“Jude Kirton-Darling, Labour Member of the European Parliament for the North East of England, this week gave evidence to the Trade Bill Committee in Westminster. The Trade Bill is a key piece of legislation that sets out new powers for the government to negotiate trade deals.
Currently trade deals are negotiated by the EU on behalf of its member states, with the European Parliament responsible for ensuring democratic oversight.
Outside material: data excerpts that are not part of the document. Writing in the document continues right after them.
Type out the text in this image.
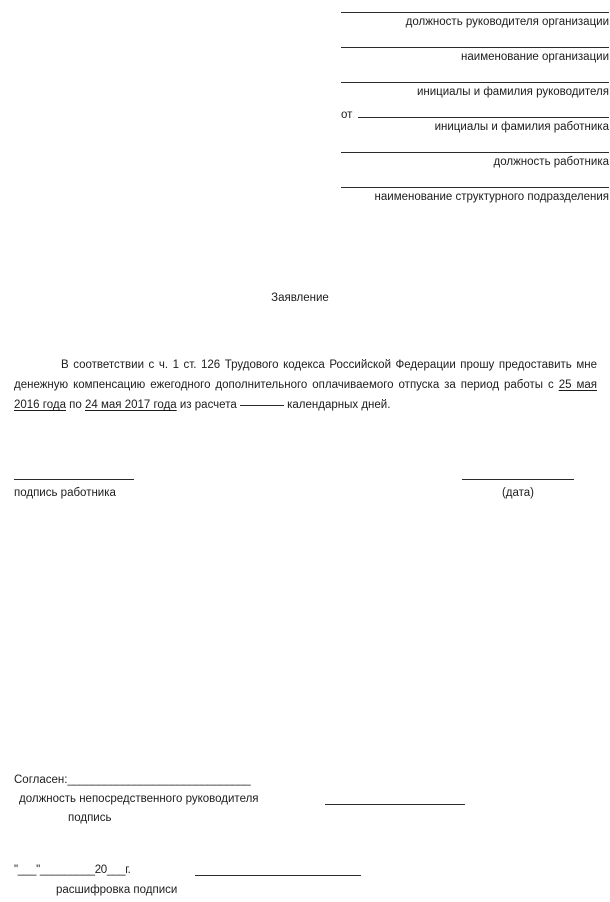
должность руководителя организации
наименование организации
инициалы и фамилия руководителя
от
инициалы и фамилия работника
должность работника
наименование структурного подразделения
Заявление
В соответствии с ч. 1 ст. 126 Трудового кодекса Российской Федерации прошу предоставить мне денежную компенсацию ежегодного дополнительного оплачиваемого отпуска за период работы с 25 мая 2016 года по 24 мая 2017 года из расчета	календарных дней.
подпись работника	(дата)
Согласен:______________________________
должность непосредственного руководителя
подпись
"___"_________20___г.
расшифровка подписи
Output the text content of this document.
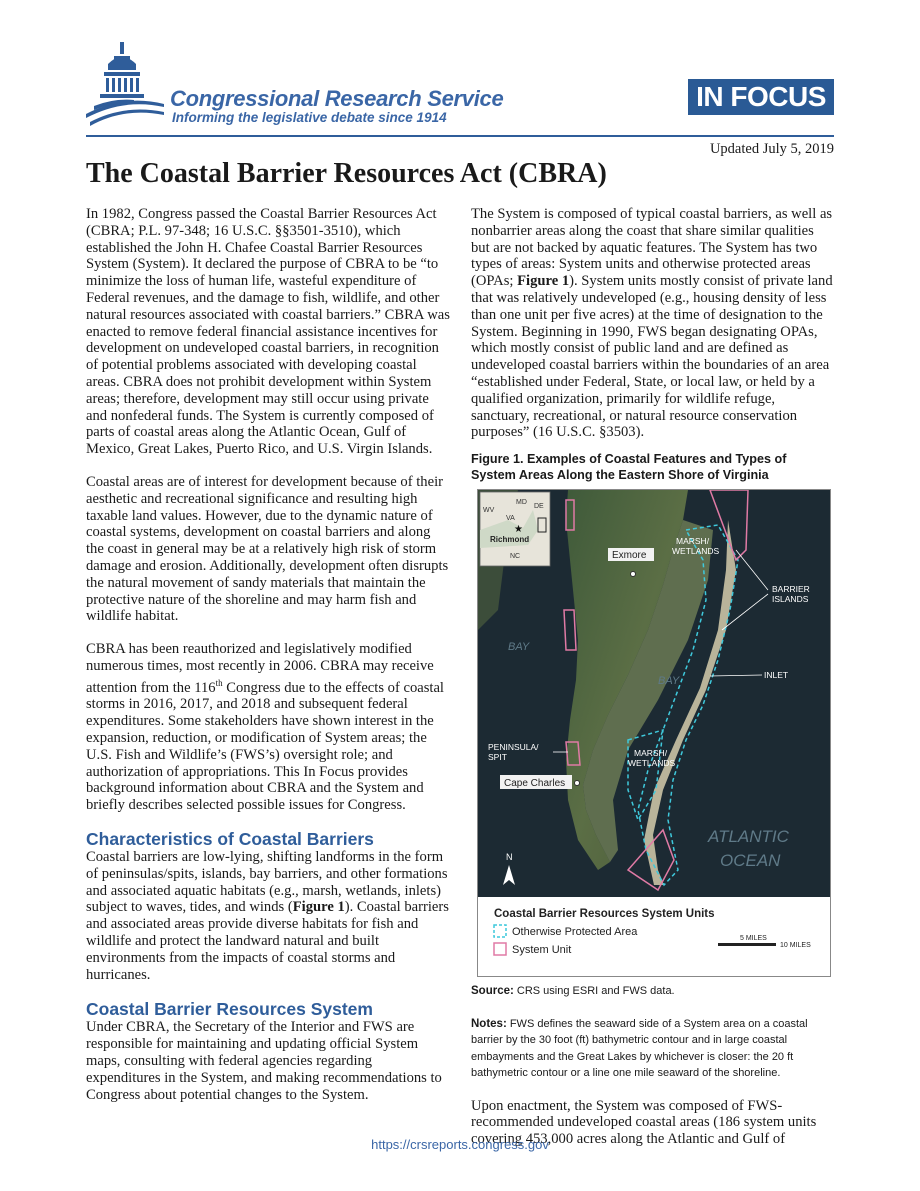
Congressional Research Service
Informing the legislative debate since 1914
IN FOCUS
Updated July 5, 2019
The Coastal Barrier Resources Act (CBRA)

In 1982, Congress passed the Coastal Barrier Resources Act (CBRA; P.L. 97-348; 16 U.S.C. §§3501-3510), which established the John H. Chafee Coastal Barrier Resources System (System). It declared the purpose of CBRA to be “to minimize the loss of human life, wasteful expenditure of Federal revenues, and the damage to fish, wildlife, and other natural resources associated with coastal barriers.” CBRA was enacted to remove federal financial assistance incentives for development on undeveloped coastal barriers, in recognition of potential problems associated with developing coastal areas. CBRA does not prohibit development within System areas; therefore, development may still occur using private and nonfederal funds. The System is currently composed of parts of coastal areas along the Atlantic Ocean, Gulf of Mexico, Great Lakes, Puerto Rico, and U.S. Virgin Islands.

Coastal areas are of interest for development because of their aesthetic and recreational significance and resulting high taxable land values. However, due to the dynamic nature of coastal systems, development on coastal barriers and along the coast in general may be at a relatively high risk of storm damage and erosion. Additionally, development often disrupts the natural movement of sandy materials that maintain the protective nature of the shoreline and may harm fish and wildlife habitat.

CBRA has been reauthorized and legislatively modified numerous times, most recently in 2006. CBRA may receive attention from the 116th Congress due to the effects of coastal storms in 2016, 2017, and 2018 and subsequent federal expenditures. Some stakeholders have shown interest in the expansion, reduction, or modification of System areas; the U.S. Fish and Wildlife’s (FWS’s) oversight role; and authorization of appropriations. This In Focus provides background information about CBRA and the System and briefly describes selected possible issues for Congress.

Characteristics of Coastal Barriers

Coastal barriers are low-lying, shifting landforms in the form of peninsulas/spits, islands, bay barriers, and other formations and associated aquatic habitats (e.g., marsh, wetlands, inlets) subject to waves, tides, and winds (Figure 1). Coastal barriers and associated areas provide diverse habitats for fish and wildlife and protect the landward natural and built environments from the impacts of coastal storms and hurricanes.

Coastal Barrier Resources System

Under CBRA, the Secretary of the Interior and FWS are responsible for maintaining and updating official System maps, consulting with federal agencies regarding expenditures in the System, and making recommendations to Congress about potential changes to the System.

The System is composed of typical coastal barriers, as well as nonbarrier areas along the coast that share similar qualities but are not backed by aquatic features. The System has two types of areas: System units and otherwise protected areas (OPAs; Figure 1). System units mostly consist of private land that was relatively undeveloped (e.g., housing density of less than one unit per five acres) at the time of designation to the System. Beginning in 1990, FWS began designating OPAs, which mostly consist of public land and are defined as undeveloped coastal barriers within the boundaries of an area “established under Federal, State, or local law, or held by a qualified organization, primarily for wildlife refuge, sanctuary, recreational, or natural resource conservation purposes” (16 U.S.C. §3503).

Figure 1. Examples of Coastal Features and Types of System Areas Along the Eastern Shore of Virginia
MD
DE
WV
VA
NC
★
Richmond
Exmore
Cape Charles
MARSH/
WETLANDS
BARRIER
ISLANDS
INLET
PENINSULA/
SPIT	MARSH/
WETLANDS
BAY
BAY
ATLANTIC
OCEAN
N
Coastal Barrier Resources System Units
Otherwise Protected Area
System Unit
5 MILES
10 MILES

Source: CRS using ESRI and FWS data.

Notes: FWS defines the seaward side of a System area on a coastal barrier by the 30 foot (ft) bathymetric contour and in large coastal embayments and the Great Lakes by whichever is closer: the 20 ft bathymetric contour or a line one mile seaward of the shoreline.

Upon enactment, the System was composed of FWS-recommended undeveloped coastal areas (186 system units covering 453,000 acres along the Atlantic and Gulf of

https://crsreports.congress.gov
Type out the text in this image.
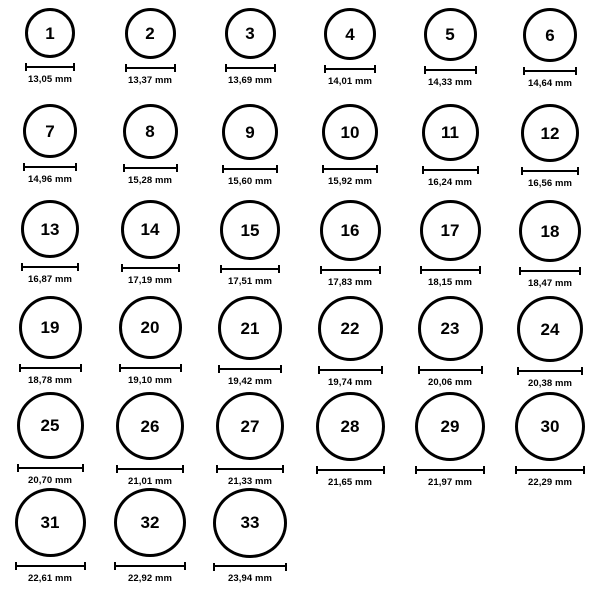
1
13,05 mm
2
13,37 mm
3
13,69 mm
4
14,01 mm
5
14,33 mm
6
14,64 mm
7
14,96 mm
8
15,28 mm
9
15,60 mm
10
15,92 mm
11
16,24 mm
12
16,56 mm
13
16,87 mm
14
17,19 mm
15
17,51 mm
16
17,83 mm
17
18,15 mm
18
18,47 mm
19
18,78 mm
20
19,10 mm
21
19,42 mm
22
19,74 mm
23
20,06 mm
24
20,38 mm
25
20,70 mm
26
21,01 mm
27
21,33 mm
28
21,65 mm
29
21,97 mm
30
22,29 mm
31
22,61 mm
32
22,92 mm
33
23,94 mm
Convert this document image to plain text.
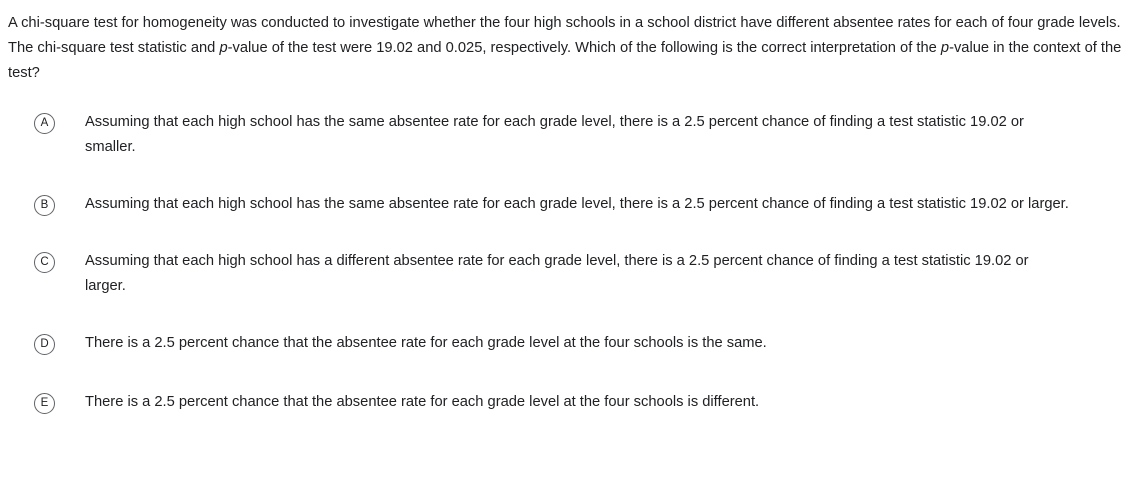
A chi-square test for homogeneity was conducted to investigate whether the four high schools in a school district have different absentee rates for each of four grade levels. The chi-square test statistic and p-value of the test were 19.02 and 0.025, respectively. Which of the following is the correct interpretation of the p-value in the context of the test?
A	Assuming that each high school has the same absentee rate for each grade level, there is a 2.5 percent chance of finding a test statistic 19.02 or smaller.
B	Assuming that each high school has the same absentee rate for each grade level, there is a 2.5 percent chance of finding a test statistic 19.02 or larger.
C	Assuming that each high school has a different absentee rate for each grade level, there is a 2.5 percent chance of finding a test statistic 19.02 or larger.
D	There is a 2.5 percent chance that the absentee rate for each grade level at the four schools is the same.
E	There is a 2.5 percent chance that the absentee rate for each grade level at the four schools is different.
But should the UK leave the EU customs union, there’s a real risk that the new UK system would result in a power vacuum, with deals concluded behind closed doors and no scrutiny rights for Parliament.
At a time when the UK is redefining its position on trade with the EU and rest of the world it is vital that any new laws set out proper mechanisms to ensure that trade policy remains transparent and democratic.
Jude travelled from Brussels to tell the Committee what she thinks about the Bill. Her wealth of knowledge from sitting on the European Parliament’s International Trade Committee, together with her experience of leading steel workers across Europe means that she can bring a great deal of expertise to the proceedings.
Jude Kirton-Darling MEP said: “My main issue with the Trade Bill is that it would afford MPs only half of the powers MEPs currently have; MPs could still veto trade deals, but would have virtually no role during the negotiations. EU trade negotiations are by no means perfect, but there has been a lot of progress made in recent years in terms of transparency and democratic control.
I am very concerned that when the UK leaves the EU the rights that were hard won over a number of years will be watered down. This can have very concrete repercussions on the content of trade deals too – under the Tories’ proposal, the government would do what it wants in negotiations and opposition MPs would have little other option than vote against trade deals. In Brussels, social democrats are not the majority but thanks to parliamentary scrutiny we can actually influence trade policy. I’ll advise the committee today not to forget that today’s government is tomorrow’s opposition.”